A durable power of attorney is a powerful and important tool for estate planning. It is, however, only one of four main types of powers of attorney. Before exploring what makes the durable power of attorney unique, it’s important to understand the other options.
What is a power of attorney?
A power of attorney is a legal document allowing you to appoint another person to take control of your affairs. Effectively, it gives them the authority to act on your behalf. “The person who gives the authority is called the principal, and the person who is given authority is called the agent or the attorney-in-fact,” explains Edward A. Haman, author of over a dozen self-help legal books.
With only a few legal exceptions, a power of attorney can give an agent the right to do any legal act that the principal could do themselves.
Limited vs. general power of attorney
Powers of attorney fall under two broad categories: limited and general.
With a limited power of attorney, also known as a special power of attorney, you grant an agent the authority to act only in a limited situation specified in the document. The document will typically also specify when this authority ends. For example, this can be used when you are unable to be present for the signing of a contract and therefore need an agent to legally act on your behalf. You could give someone the right to sign a deed to property for you on a specific day, and that would be the limit of your agent’s power.
A general power of attorney is a lot more comprehensive, giving the agent all of the same rights and powers that you have. They can manage your investments, operate your business, handle your taxes, buy or sell property and even apply for government benefits. A general power of attorney ends only when you rescind it, when you die or when you become incapacitated.
Durable power of attorney
A durable power of attorney is a subtype of power of attorney that can be either limited or general.
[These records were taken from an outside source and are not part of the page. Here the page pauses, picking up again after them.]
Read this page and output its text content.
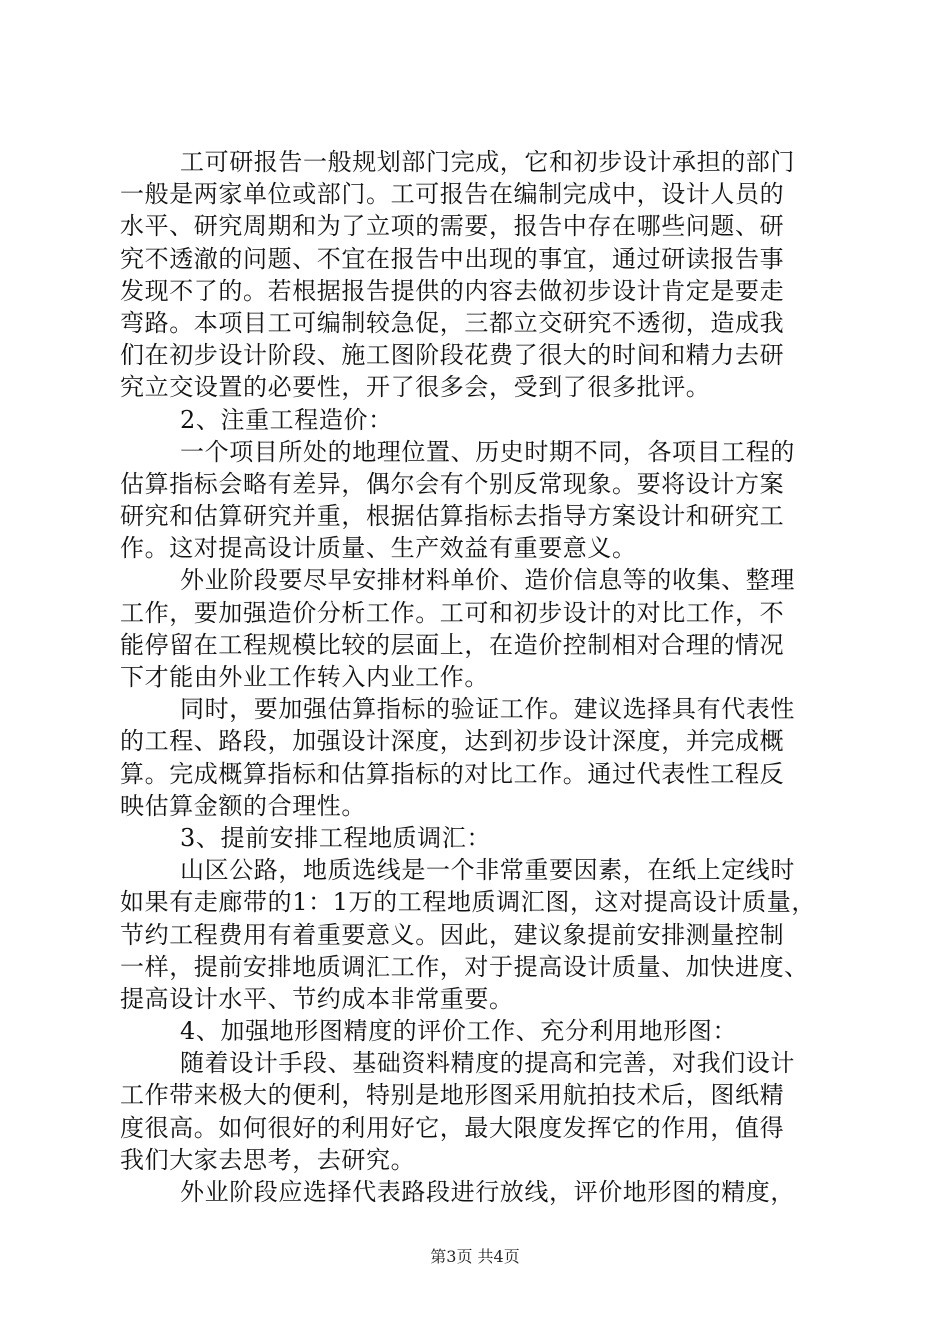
工可研报告一般规划部门完成，它和初步设计承担的部门
一般是两家单位或部门。工可报告在编制完成中，设计人员的
水平、研究周期和为了立项的需要，报告中存在哪些问题、研
究不透澈的问题、不宜在报告中出现的事宜，通过研读报告事
发现不了的。若根据报告提供的内容去做初步设计肯定是要走
弯路。本项目工可编制较急促，三都立交研究不透彻，造成我
们在初步设计阶段、施工图阶段花费了很大的时间和精力去研
究立交设置的必要性，开了很多会，受到了很多批评。
2、注重工程造价：
一个项目所处的地理位置、历史时期不同，各项目工程的
估算指标会略有差异，偶尔会有个别反常现象。要将设计方案
研究和估算研究并重，根据估算指标去指导方案设计和研究工
作。这对提高设计质量、生产效益有重要意义。
外业阶段要尽早安排材料单价、造价信息等的收集、整理
工作，要加强造价分析工作。工可和初步设计的对比工作，不
能停留在工程规模比较的层面上，在造价控制相对合理的情况
下才能由外业工作转入内业工作。
同时，要加强估算指标的验证工作。建议选择具有代表性
的工程、路段，加强设计深度，达到初步设计深度，并完成概
算。完成概算指标和估算指标的对比工作。通过代表性工程反
映估算金额的合理性。
3、提前安排工程地质调汇：
山区公路，地质选线是一个非常重要因素，在纸上定线时
如果有走廊带的1：1万的工程地质调汇图，这对提高设计质量，
节约工程费用有着重要意义。因此，建议象提前安排测量控制
一样，提前安排地质调汇工作，对于提高设计质量、加快进度、
提高设计水平、节约成本非常重要。
4、加强地形图精度的评价工作、充分利用地形图：
随着设计手段、基础资料精度的提高和完善，对我们设计
工作带来极大的便利，特别是地形图采用航拍技术后，图纸精
度很高。如何很好的利用好它，最大限度发挥它的作用，值得
我们大家去思考，去研究。
外业阶段应选择代表路段进行放线，评价地形图的精度，
第3页 共4页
What makes it different is that it remains in effect even after you are incapacitated. “There is language within the legal document providing that this power extends to your agent even in the event you become incapacitated and unable to make decisions for yourself,” writes Michelle Kaminsky, Esq.
This gives someone the authority to act on your behalf if you become temporarily or even permanently unable to make decisions, such as after a stroke or while suffering from dementia.
There are two types of durable powers of attorney, which limit the scope of your agent’s authority: financial and medical. Kaminsky explains that a financial power of attorney gives your agent the authority to manage your financial affairs, while a medical power of attorney gives them the authority to make medical decisions, both in the event that you are unable to do so yourself.
It can be useful to separate financial and medical powers of attorney because, for example, while your spouse may be well suited to making medical decisions for you, your business partner would be better suited to making the business decisions.
How do you create a durable power of attorney?
To create a durable power of attorney, you must first demonstrate that you are of sound mind. While it is best to have a durable power of attorney long before any issue of a cognitive nature arises, this is not a requirement. “A person can be suffering from dementia or Alzheimer's disease or be otherwise of limited mental capacity sometimes but so long as they have a lucid moment and know what they are doing at the moment they sign the Power of Attorney, it is valid, even if later they don't remember signing it,” says Timothy L. Takacs, certified elder law attorney.
The legal document granting durable powers of attorney typically only differs from that of a regular power of attorney in that it includes a passage stating that disability, incapacity or incompetence does not revoke it. According to Haman, many states have an officially recognized form for both financial and medical powers of attorney and will include the necessary language. However, it is important that you ensure any form you use complies with the requirements of the law in your state.
The durable power of attorney is a very effective tool you can use to help manage your estate if you expect to become incapacitated, particularly in the later stages of your life. However, remember that your death always ends a power of attorney, durable or not. To manage your estate after death, better tools exist, such as establishing a will and setting up beneficiaries.